US officials have maintained that the military coalition will secure navigation routes between Yemen and Iran, adding another layer of complexity to the troubled waters of the Middle East.

The Arleigh Burke-class guided-missile destroyer USS McFaul's visit, board, search and seizure team pulls alongside a Bahraini dhow during routine maritime security operations in the Arabian Gulf, June 25, 2019. Picture taken June 25, 2019
The Arleigh Burke-class guided-missile destroyer USS McFaul's visit, board, search and seizure team pulls alongside a Bahraini dhow during routine maritime security operations in the Arabian Gulf, June 25, 2019. Picture taken June 25, 2019 (Reuters)

The US wants to forge a new alliance with other nations over the next two weeks precisely to 'safeguard' waters off Iran and Yemen.

 US Marine General Joseph Dunford explained on Tuesday that Washington has reached out to "a number of countries" to stitch up a coalition that would "ensure freedom of navigation both in the Straits of Hormuz and the Bab al Mandab".

Tensions between the US and Iran are already high with reports of oil tankers being attacked in the Gulf on two separate occasions in the last two months. The US was quick to blame Iran, threatening the Shia-majority country with war. The situation escalated further with Tehran shooting down an American drone in its airspace. But amidst the shrill rhetoric, America's regional ally the UAE, an archrival of Tehran, said "no country could be held responsible" for the alleged attacks until a strong piece of evidence is produced against the accused. 

The episode however, was yet another sign of deteriorating US-Iran ties in light of President Donald Trump's withdrawal from the landmark nuclear deal signed between his predecessor Barack Obama and Iranian Prime Minister Hassan Rouhani. The backtracking from the deal triggered a new round of hostility between Washington and Tehran.  

So how will an international alliance for Gulf waters look like?

The plan, which has only been finalised in recent days, proposes that the United States would provide command ships and lead surveillance efforts for the military coalition.
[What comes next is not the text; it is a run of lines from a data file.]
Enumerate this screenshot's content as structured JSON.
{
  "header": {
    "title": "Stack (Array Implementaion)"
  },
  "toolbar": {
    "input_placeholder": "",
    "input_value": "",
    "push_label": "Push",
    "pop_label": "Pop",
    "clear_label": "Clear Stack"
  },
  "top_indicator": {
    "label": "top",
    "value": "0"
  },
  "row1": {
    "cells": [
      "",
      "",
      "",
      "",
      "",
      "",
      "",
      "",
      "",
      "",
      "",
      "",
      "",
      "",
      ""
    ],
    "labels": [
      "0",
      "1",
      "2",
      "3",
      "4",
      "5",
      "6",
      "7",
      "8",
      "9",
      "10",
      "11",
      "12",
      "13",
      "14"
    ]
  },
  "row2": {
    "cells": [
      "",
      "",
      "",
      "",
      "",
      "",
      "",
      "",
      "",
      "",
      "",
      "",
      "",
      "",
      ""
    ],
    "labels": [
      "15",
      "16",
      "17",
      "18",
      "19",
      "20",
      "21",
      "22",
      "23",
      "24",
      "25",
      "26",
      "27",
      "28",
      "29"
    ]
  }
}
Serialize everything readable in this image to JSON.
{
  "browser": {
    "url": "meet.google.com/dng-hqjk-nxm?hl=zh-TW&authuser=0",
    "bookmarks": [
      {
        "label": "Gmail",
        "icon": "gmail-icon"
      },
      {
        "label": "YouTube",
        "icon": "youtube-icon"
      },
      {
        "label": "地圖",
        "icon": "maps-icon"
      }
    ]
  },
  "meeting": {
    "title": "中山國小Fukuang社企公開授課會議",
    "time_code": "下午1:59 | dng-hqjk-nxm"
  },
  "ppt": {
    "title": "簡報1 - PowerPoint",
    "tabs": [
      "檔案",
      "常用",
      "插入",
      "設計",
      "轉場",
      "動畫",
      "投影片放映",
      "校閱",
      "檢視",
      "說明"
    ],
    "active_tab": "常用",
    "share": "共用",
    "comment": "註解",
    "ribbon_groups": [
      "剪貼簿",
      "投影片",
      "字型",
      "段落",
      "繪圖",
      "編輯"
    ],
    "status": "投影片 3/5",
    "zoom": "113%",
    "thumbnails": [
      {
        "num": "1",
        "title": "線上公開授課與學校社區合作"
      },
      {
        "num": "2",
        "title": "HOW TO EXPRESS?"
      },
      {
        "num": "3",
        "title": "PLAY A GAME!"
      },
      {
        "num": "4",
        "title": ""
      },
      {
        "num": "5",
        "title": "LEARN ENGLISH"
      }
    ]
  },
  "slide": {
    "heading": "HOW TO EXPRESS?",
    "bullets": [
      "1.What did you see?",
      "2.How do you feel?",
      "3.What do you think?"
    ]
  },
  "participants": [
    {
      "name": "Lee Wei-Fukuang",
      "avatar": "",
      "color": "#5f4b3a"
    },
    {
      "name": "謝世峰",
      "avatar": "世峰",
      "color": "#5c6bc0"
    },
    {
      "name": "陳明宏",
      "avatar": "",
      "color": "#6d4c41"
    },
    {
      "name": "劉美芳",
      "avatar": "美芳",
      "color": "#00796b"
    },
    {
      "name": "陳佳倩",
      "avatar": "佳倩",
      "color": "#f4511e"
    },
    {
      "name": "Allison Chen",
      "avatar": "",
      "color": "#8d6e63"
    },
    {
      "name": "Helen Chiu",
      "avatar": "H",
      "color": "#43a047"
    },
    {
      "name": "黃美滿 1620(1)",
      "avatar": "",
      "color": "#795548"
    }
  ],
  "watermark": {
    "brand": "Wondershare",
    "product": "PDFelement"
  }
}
Allies would patrol waters near those US command ships and escort commercial vessels with their nation’s flags.

"I think probably over the next couple weeks we'll identify which nations have the political will to support that initiative and then we'll work directly with the militaries to identify the specific capabilities that'll support that," Dunford, Chairman of the US Joint Chiefs of Staff, said.

The US would provide "maritime domain awareness and surveillance", while ships would be escorted by the nations whose flag they carry, the general said.

Why is the US so concerned with the Gulf shipping route?

Almost a fifth of the world's oil passes through the Strait of Hormuz in the Gulf, and Iran has long threatened to close it if the country were unable to export its oil. 

Previously, Iran and Iraq engaged in one of the longest ever tanker wars in the late 20th Century. 

Both countries weaponised the sea to damage each other’s economy, in particular, their oil industries, through a war of economic attrition.

In the1980s, Iraq and Iran attacked international ships en route to each other's ports in order to halt oil exports which funded the war effort of both sides.

During the first three years of the war, Iraq demonstrated naval aggression, but after 1984, Iran started to counteract. By the end of the war, Iraq had attacked 283 ships heading to Iran versus 168 by Iran.

The conflict took on an international dimension when ships sailing under more than 38 different flags were attacked. The US was eventually drawn into the war after one of its vessels came under an attack. The US navy effectively destroyed the Iranian navy, reducing its operational capacity a great extent.

Yemen, the new element

Although US officials argued that the naval alliance is meant to safeguard the Strait, there's another element to it and that is to bolster security in the Bab al Mandab off Yemen. 

The United States, as well as Saudi Arabia and the United Arab Emirates, have long anticipated attacks by Iran-aligned Houthi fighters in the Bab al Mandab waterway, which links the Red Sea with the Gulf of Aden and the Arabian Sea.

Bab al Mandab also carries a strategic element, with nearly four million barrels of oil shipped daily from its port to Europe, the US and several other Asian countries. 

A dilemma amongst the US allies

On May 2, the US sent an aircraft carrier strike group and B-52 bombers to the Gulf because of what they described as "troubling and escalatory indications" by Iran. In response to the sanctions, Iranian President Hassan Rouhani said Iran will scale back its commitments under the nuclear deal, including by allowing its stockpile of low-enriched uranium to increase.

The incidents of oil-tanker attacks and US drone shooting by Iranian forces followed. 

Although the regional allies have almost always wanted Washington to take a tough line against Iran, they also seem to be unsure whether to push the US for an all out war or to favour negotiations. 

According to the Washington Post, there is "little consensus" among the US-friendly Gulf nations on "how best to confront Iran". 

“Trump is again questioning the US role as security guarantor in their region. The gulf countries are in a tight spot,” the newspaper quoted Henry Rome, a Middle East analyst, as saying.